16 Apr ENISA – EU Cybersecurity certification framework
The European agency ENISA is in charge of preparing the convergence of all members’ national Cybersecurity certification system. Having a unique certification throughout the EU would of course be major progress, as so far a Cybersecurity product certified in one country is often not automatically recognized as such in another member country.
On the way to this objective, ENISA has recently issued a preliminary report on what methodology should be used to consider lessons of market surveys and what can be derived of them to ground certifications.
The report can be found on https://www.enisa.europa.eu/publications/cybersecurity-certification-market-study
Though this report is purely methodological and rather dense (see extract here below *), we would like to encourage Cybersecurity companies to take a look, and not hesitate to give their own advice based on their perception of market issues.
The ECA fully supports ENISA in its objective to protect consumers and make sure Cybersecurity products are delivering proper, sure, and measurable protection. At the same time, we also think certification should contribute to achieving the independence of the EU when its vital interests are at stake, and therefore to giving ground to a solid and prosperous European Cybersecurity industry. With respect to such goals, a certification system should encompass elements as :
- Supply chain: Origin of Software and Hardware components, the capability of Cybersecurity companies to resist a shortage and to avoid long-haul dependencies
- Data protection: No backdoor, no possibilities of a data leak, no hidden captation of customer’s data
- Transparency: the system does what it says it does.
- Reliability: the company has solid debugging and maintenance capabilities.
In our opinion, companies seeking certification should also be sure of its business impact. The EU has now defined a category of organizations, private or public, which are deemed to be of vital importance. – among others, Utilities, Telecom operators, health facilities … Buyers of these organizations should be strongly encouraged, not only to have protection against Cyberattacks but to refer to European certifications when selecting their products (at least when such certifications will become available).
Finally, for Cybersecurity companies, the certification process should be made easier to undertake, less expensive, and the results should be delivered quicker.
(*) One of the main objectives of the EU cybersecurity certification framework is to increase trust and the cybersecurity reliability of the in ICT products, ICT services and ICT processes and to address the needs of the EU cybersecurity market. This study aims to provide a set of methodological steps to identify, gather, analyze and understand these needs. They can relate to emerging cybersecurity certification needs but also to existing certification schemes under the CSA. It aims to support an analysis on how schemes are adopted by the market, at defined moments, and if further adaptations are needed by the involved stakeholders. Analysing the cybersecurity market is complex due to the number of security vectors or ICT products, ICT processes and ICT services, as well as the complex nature of supply chains that become larger due to increasing connectivity and the number of components that may be part of large systems.
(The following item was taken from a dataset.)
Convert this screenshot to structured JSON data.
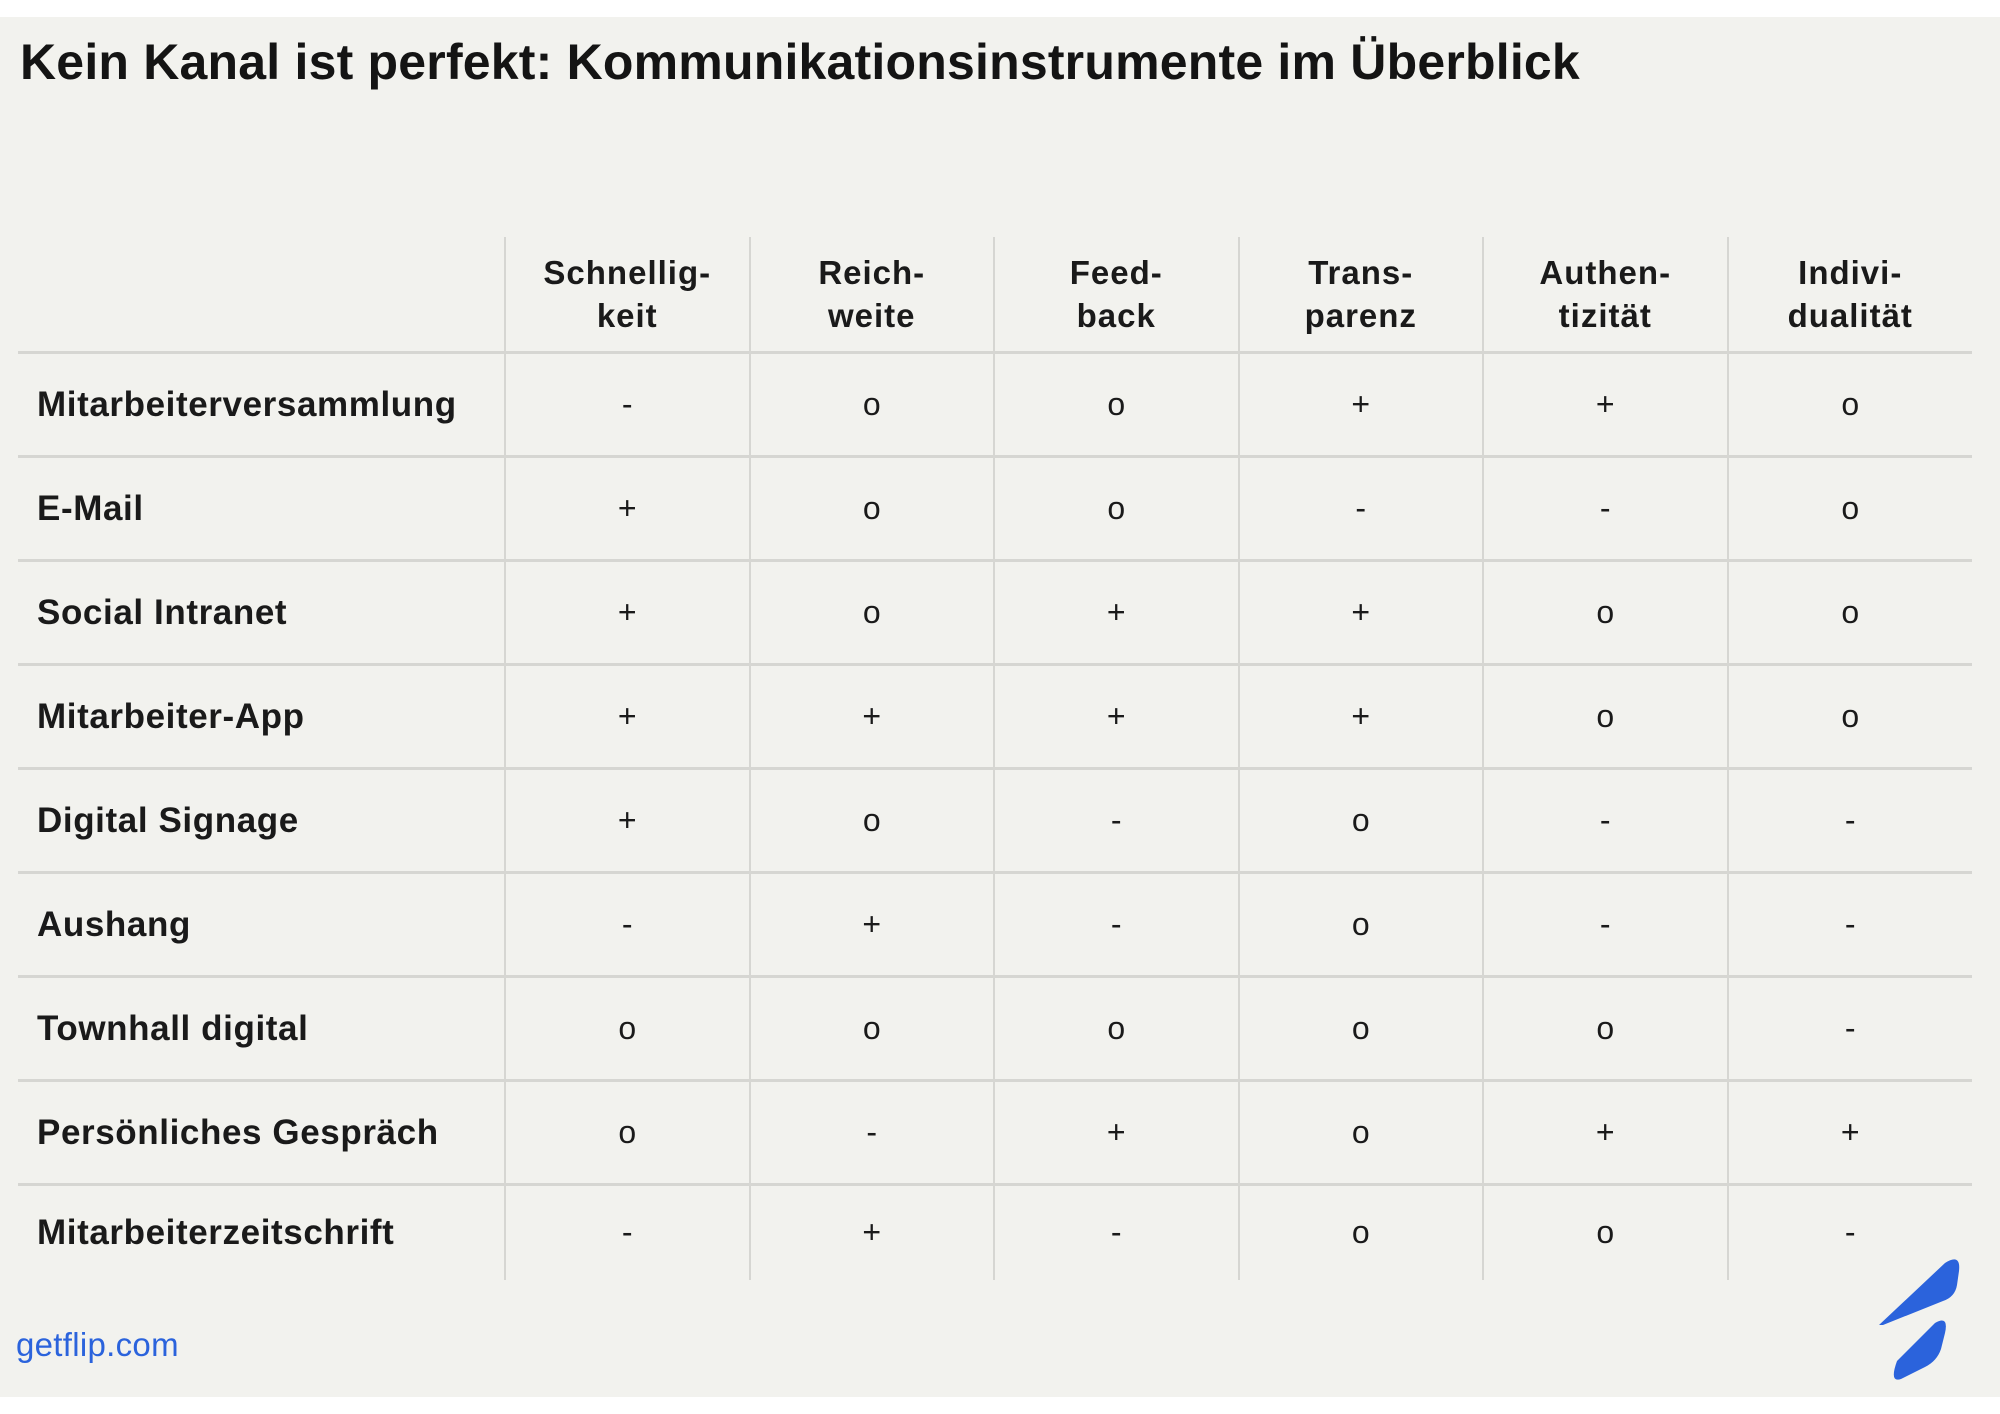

This proposed set of methodological steps attempts to create a structured and step-by-step approach to identity cybersecurity needs in a complex environment. It aims to provide a practical guidance to analyse the market, without though creating a textbook on how to conduct particular types of economic analyses. These proposed steps are divided into four parts and cover the identification of the context of the market analysis and the scope of the target of analysis, assessing the impact of a cybersecurity certification initiative, identification of the available options and possible initiatives. The goal is to be able to identify gaps in the market – from a cybersecurity certification perspective – without relying solely on input of stakeholders, but to provide evidence both from the supply and demand sides while factoring societal and economic aspects.